History of the Grumman F4F Wildcat
Grumman F4F Wildcat
The Grumman F4F Wildcat was an American fighter aircraft in World War II. Over 7,800 F4F Wildcat's were built by Grumman between 1937 and 1945. Built for the US Navy, it was also used by the British.
The Grumman F4F Wildcat was used almost exclusively in the beginning stages of World War II in the Pacific theater. The F4F Wildcats fared well or were comparable in combat against the enemy fighter aircraft, the Japanese Zero.

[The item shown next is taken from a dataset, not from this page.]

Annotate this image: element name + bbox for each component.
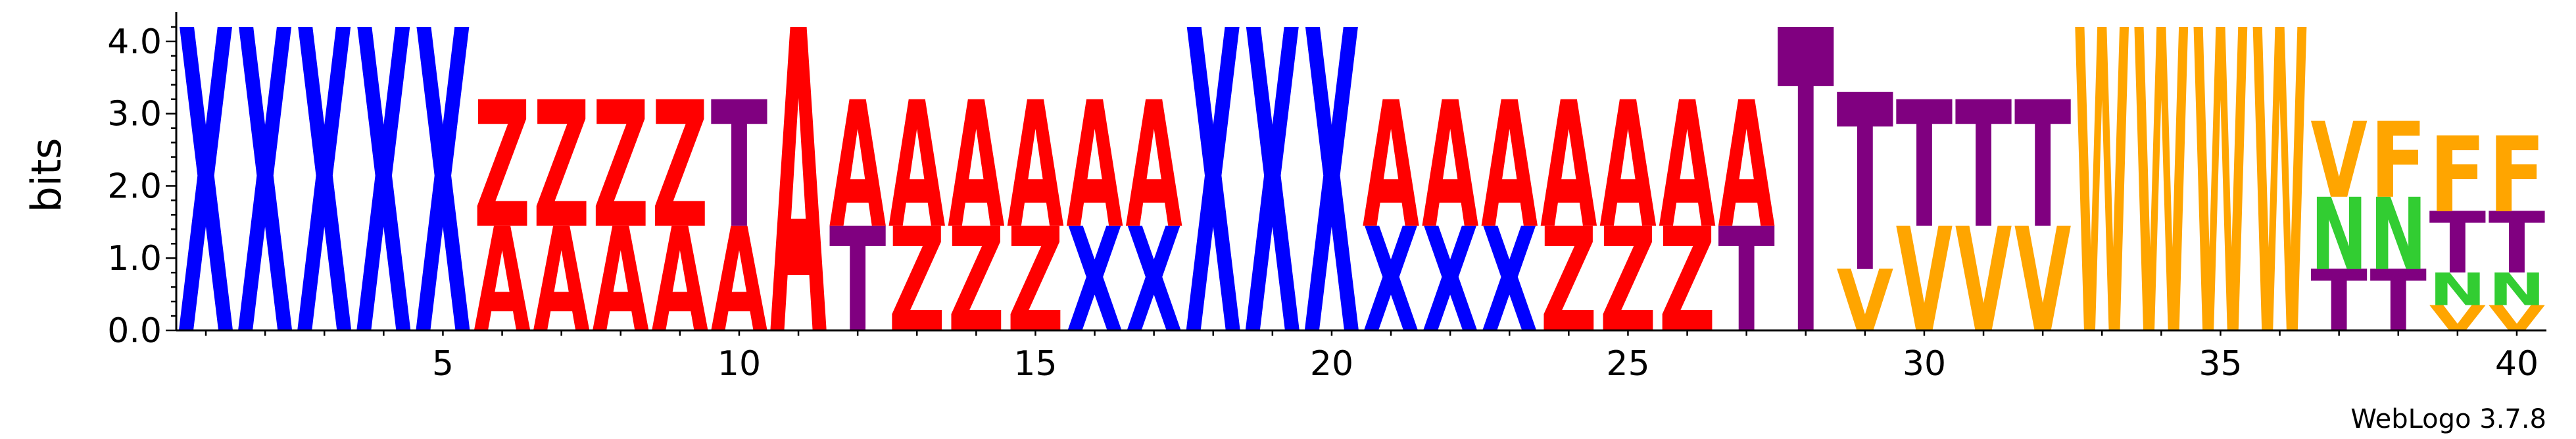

The Grumman F4F Wildcat was the predecessor to the F6F Hellcat for the US. In Great Britain the F4F Wildcats were called Martlets and used by the Royal Navy. The RAF used the Spitfires and Hawkers almost exclusively and the Royal Navy needed the F6F as a fighter. The Grumman F4F Wildcat saw operations in the European theater and was known to have shot down a few German Messerschmitt BF 109's. The Grumman F4F Wildcat was a tough, multipurpose fighter aircraft.
The Grumman F4F Wildcat was powered by a Pratt and Whitney R-1830 radial engine and had a top speed of around 330 mph. The Grumman F4F Wildcat had a service of over 39,000 feet ceiling of and a range of 845 miles.
The Grumman F4F Wildcat was armed with six .50 cal Browning machine guns which is basically the same armament as the P-51 Mustangs.